There are so many uses to Gunpowder beyond eating it with dosas and idlis. I like to think of it as the chilli crisp of South India because it's such a great flavor addition to almost anything you cook. This pasta takes under 15 minutes to make once your pasta water is boiling, so it's a lot of beautiful, complex flavor for very little effort. The combination of miso, butter, and Gunpowder makes the sauce deeply umam, nutty, and glossy, with a gentle kick of spice.  

Ingredients

 
  • ½ lb linguine or thin spaghetti
  • 6 tbsps of butter
  • 1 cup chopped shallots
  • 1/2 tsp salt
  • 1/2 tsp freshly ground black pepper.
  • 2 tbsp minced garlic
  • 2 tbsp minced ginger
  • 2 tbsp rice wine or apple cider vinegar
  • 1/2 tsp red chile flakes, or to taste
  • 1 tbsp toasted sesame oil
  • 1 tbsp miso paste
  • ½ cup torn basil leaves
  • 1 tbsp Gunpowder, plus more for garnish 

Methods

  1. Cook the pasta per package directions, till just al dente.
  2. While the pasta water boils, on medium heat, melt 3 tbsp of butter in a sauté pan.
  3. Once the butter is just melted and foamy, toss in the shallots, ½ teaspoon of salt and ½ teaspoon ground black pepper. Stir and sauté until glossy, about 2-5 minutes. 
  4. Add the garlic and ginger, stir for 1 minute. 
  5. Add the vinegar and stir for another minute.
  6. Add the miso paste and about ¾ cup of pasta water, and stir well. to dissolve the paste into the sauce.
  7. Add red pepper flakes, and continue to reduce the sauce by about half, 5-8 minutes.
  8. Add the remaining 2 tbsps of butter and 1 tbsp toasted sesame oil.

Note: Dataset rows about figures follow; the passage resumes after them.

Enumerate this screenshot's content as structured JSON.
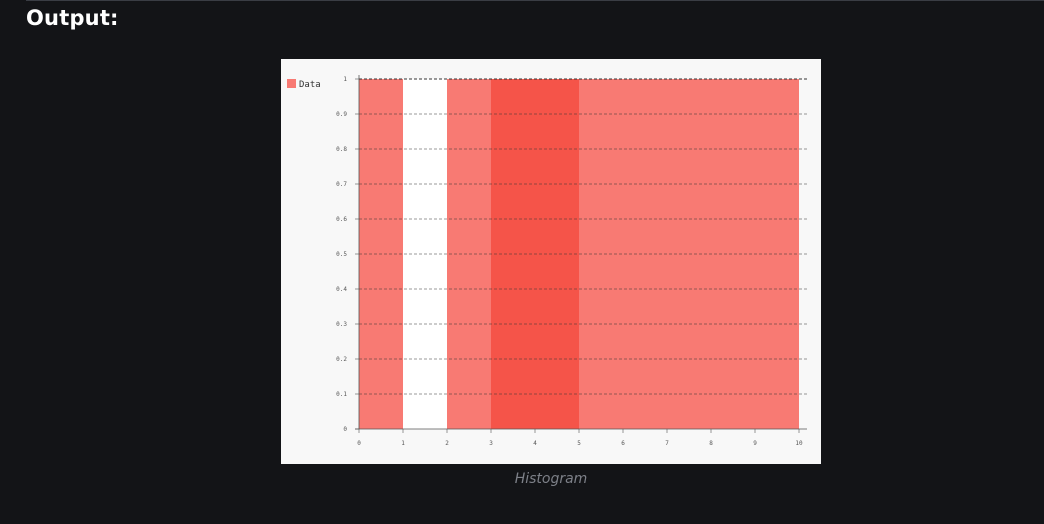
{
  "heading": "Output:",
  "caption": "Histogram",
  "colors": {
    "background": "#131417",
    "plot_background": "#ffffff",
    "bar": "#f87a73",
    "bar_highlight": "#f55449",
    "grid": "#333333"
  },
  "chart_data": {
    "type": "bar",
    "title": "",
    "xlabel": "",
    "ylabel": "",
    "legend": {
      "entries": [
        "Data"
      ],
      "placement": "top-left"
    },
    "grid": true,
    "xlim": [
      0,
      10
    ],
    "ylim": [
      0,
      1
    ],
    "x_ticks": [
      0,
      1,
      2,
      3,
      4,
      5,
      6,
      7,
      8,
      9,
      10
    ],
    "y_ticks": [
      0,
      0.1,
      0.2,
      0.3,
      0.4,
      0.5,
      0.6,
      0.7,
      0.8,
      0.9,
      1
    ],
    "bins": [
      {
        "start": 0,
        "end": 1,
        "value": 1
      },
      {
        "start": 1,
        "end": 2,
        "value": 0
      },
      {
        "start": 2,
        "end": 3,
        "value": 1
      },
      {
        "start": 3,
        "end": 5,
        "value": 1,
        "highlight": true
      },
      {
        "start": 5,
        "end": 10,
        "value": 1
      }
    ]
  }
}
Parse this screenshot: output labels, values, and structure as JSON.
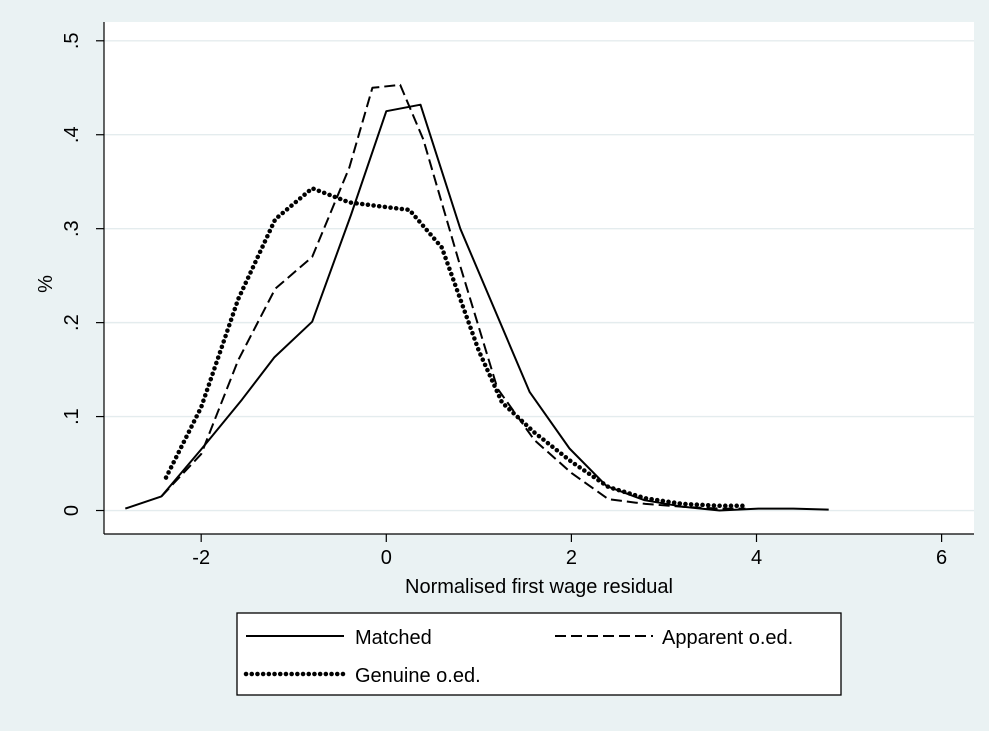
{
  "chart_data": {
    "type": "line",
    "title": "",
    "xlabel": "Normalised first wage residual",
    "ylabel": "%",
    "xlim": [
      -3.05,
      6.35
    ],
    "ylim": [
      -0.025,
      0.52
    ],
    "x_ticks": [
      -2,
      0,
      2,
      4,
      6
    ],
    "x_tick_labels": [
      "-2",
      "0",
      "2",
      "4",
      "6"
    ],
    "y_ticks": [
      0,
      0.1,
      0.2,
      0.3,
      0.4,
      0.5
    ],
    "y_tick_labels": [
      "0",
      ".1",
      ".2",
      ".3",
      ".4",
      ".5"
    ],
    "grid": true,
    "legend_position": "bottom",
    "series": [
      {
        "name": "Matched",
        "style": "solid",
        "x": [
          -2.82,
          -2.43,
          -2.0,
          -1.56,
          -1.21,
          -0.8,
          -0.38,
          0.0,
          0.37,
          0.8,
          1.55,
          1.98,
          2.38,
          2.79,
          3.21,
          3.6,
          4.02,
          4.4,
          4.78
        ],
        "y": [
          0.002,
          0.015,
          0.065,
          0.118,
          0.163,
          0.201,
          0.315,
          0.425,
          0.432,
          0.3,
          0.126,
          0.066,
          0.026,
          0.011,
          0.004,
          0.0,
          0.002,
          0.002,
          0.001
        ]
      },
      {
        "name": "Apparent o.ed.",
        "style": "dashed",
        "x": [
          -2.43,
          -2.0,
          -1.6,
          -1.2,
          -0.8,
          -0.4,
          -0.15,
          0.15,
          0.4,
          0.8,
          1.2,
          1.6,
          2.0,
          2.4,
          2.8,
          3.2,
          3.6,
          3.88
        ],
        "y": [
          0.015,
          0.06,
          0.16,
          0.236,
          0.27,
          0.365,
          0.45,
          0.453,
          0.395,
          0.26,
          0.13,
          0.075,
          0.04,
          0.012,
          0.007,
          0.004,
          0.002,
          0.002
        ]
      },
      {
        "name": "Genuine o.ed.",
        "style": "dotted",
        "x": [
          -2.38,
          -2.0,
          -1.6,
          -1.2,
          -0.8,
          -0.4,
          0.0,
          0.25,
          0.6,
          1.0,
          1.25,
          1.6,
          2.0,
          2.4,
          2.8,
          3.2,
          3.6,
          3.88
        ],
        "y": [
          0.035,
          0.11,
          0.225,
          0.31,
          0.343,
          0.328,
          0.323,
          0.32,
          0.28,
          0.17,
          0.115,
          0.083,
          0.052,
          0.025,
          0.013,
          0.007,
          0.005,
          0.005
        ]
      }
    ]
  }
}
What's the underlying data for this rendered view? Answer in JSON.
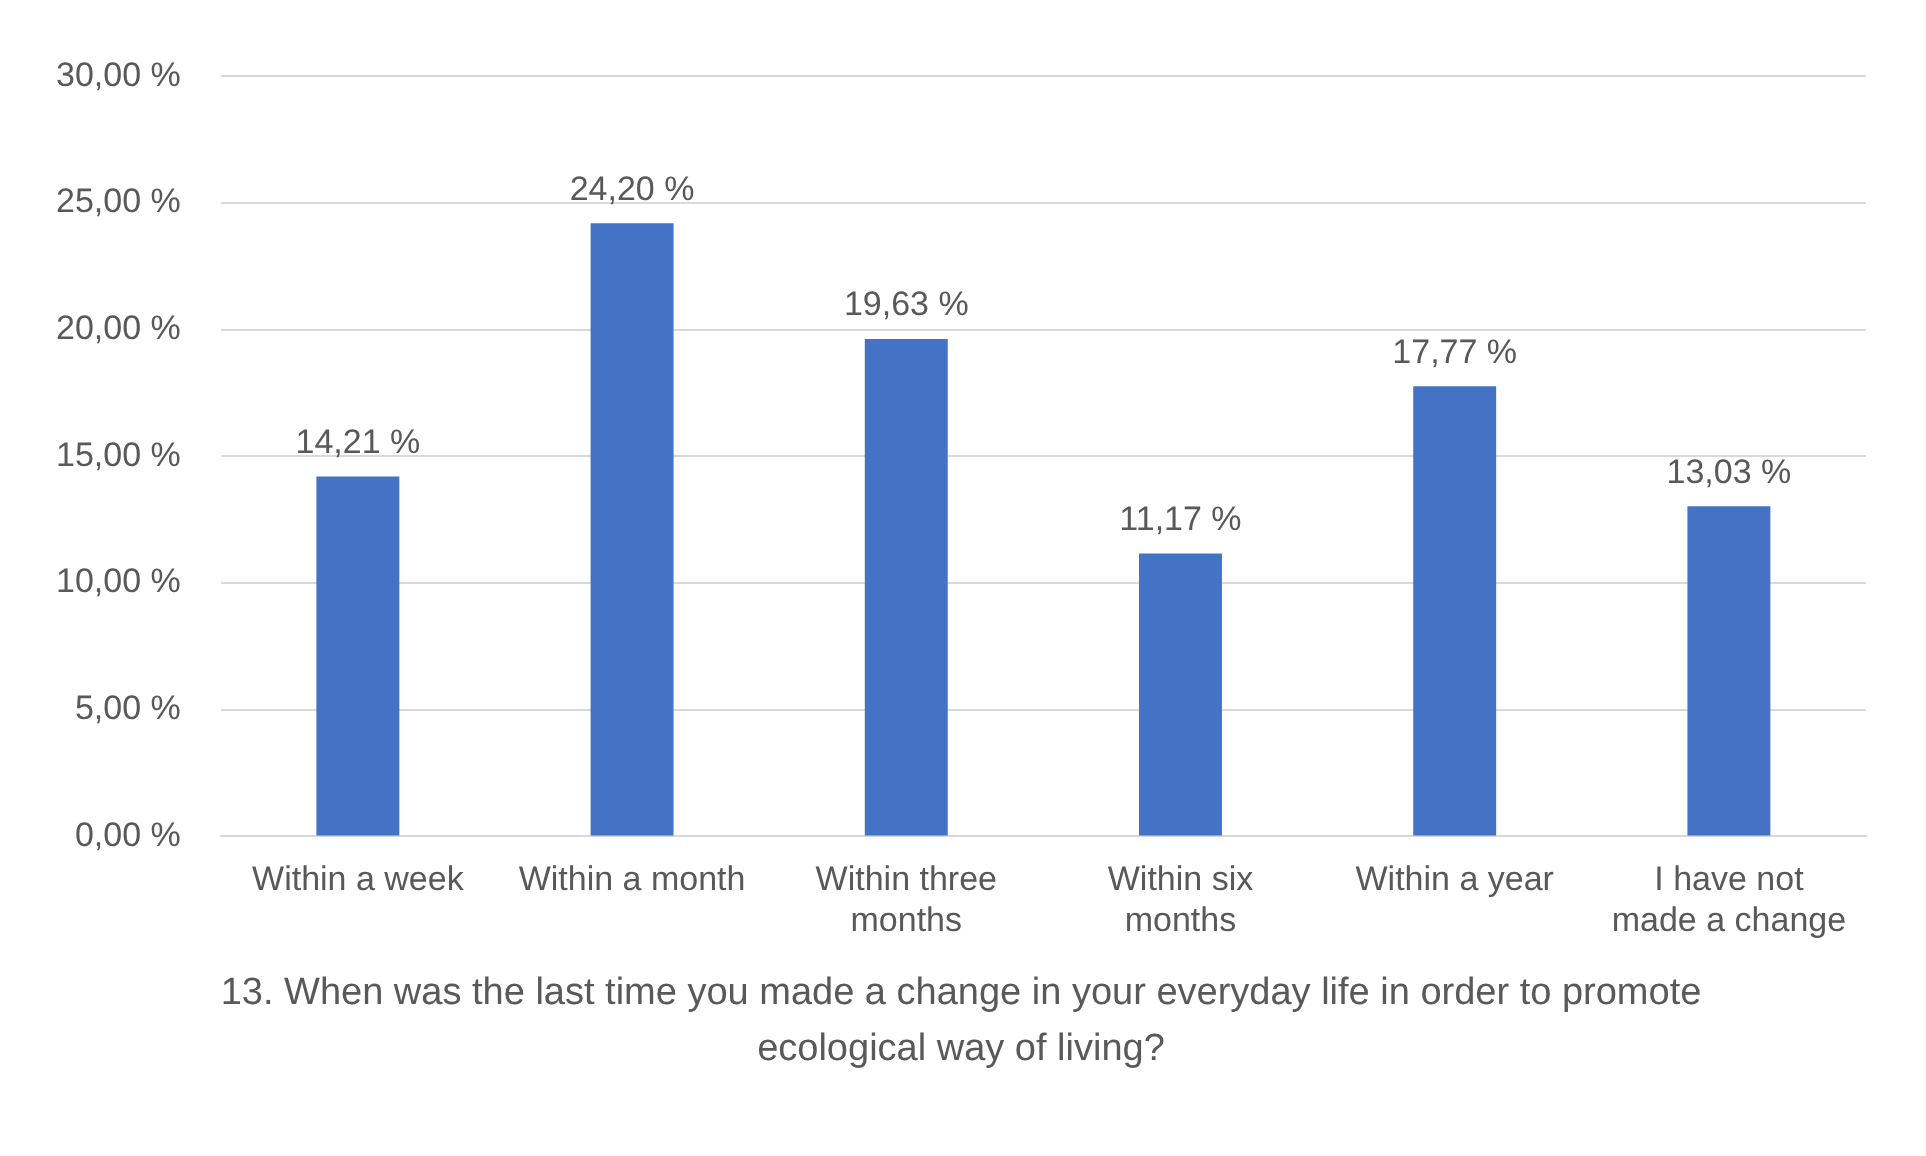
{
  "chart_data": {
    "type": "bar",
    "xlabel": "13. When was the last time you made a change in your everyday life in order to promote ecological way of living?",
    "categories": [
      "Within a week",
      "Within a month",
      "Within three months",
      "Within six months",
      "Within a year",
      "I have not made a change"
    ],
    "values": [
      14.21,
      24.2,
      19.63,
      11.17,
      17.77,
      13.03
    ],
    "value_labels": [
      "14,21 %",
      "24,20 %",
      "19,63 %",
      "11,17 %",
      "17,77 %",
      "13,03 %"
    ],
    "color": "#4472c4",
    "ylim": [
      0,
      30
    ],
    "yticks": [
      {
        "value": 0,
        "label": "0,00 %"
      },
      {
        "value": 5,
        "label": "5,00 %"
      },
      {
        "value": 10,
        "label": "10,00 %"
      },
      {
        "value": 15,
        "label": "15,00 %"
      },
      {
        "value": 20,
        "label": "20,00 %"
      },
      {
        "value": 25,
        "label": "25,00 %"
      },
      {
        "value": 30,
        "label": "30,00 %"
      }
    ],
    "grid": "y"
  }
}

This will make the sauce glossy and help it cling to the noodles.
  9. Reserving an extra ½ cup of pasta water just in case, drain the al dente pasta and add to the skillet. 
  10. Toss the pasta into the sauce with tongs until coated evenly. If the pasta looks dry, add a small splash or two of pasta water to loosen the sauce. NOTE: You want the pasta barely al dente because it will continue to cook in the pan.
  11. After the pasta is combined with the sauce, stir in the torn basil leaves and 1 tbsp Gunpowder. Toss to combine.
  12. Serve immediately, garnishing each plate with a dusting of Gunpowder and a few torn basil leaves.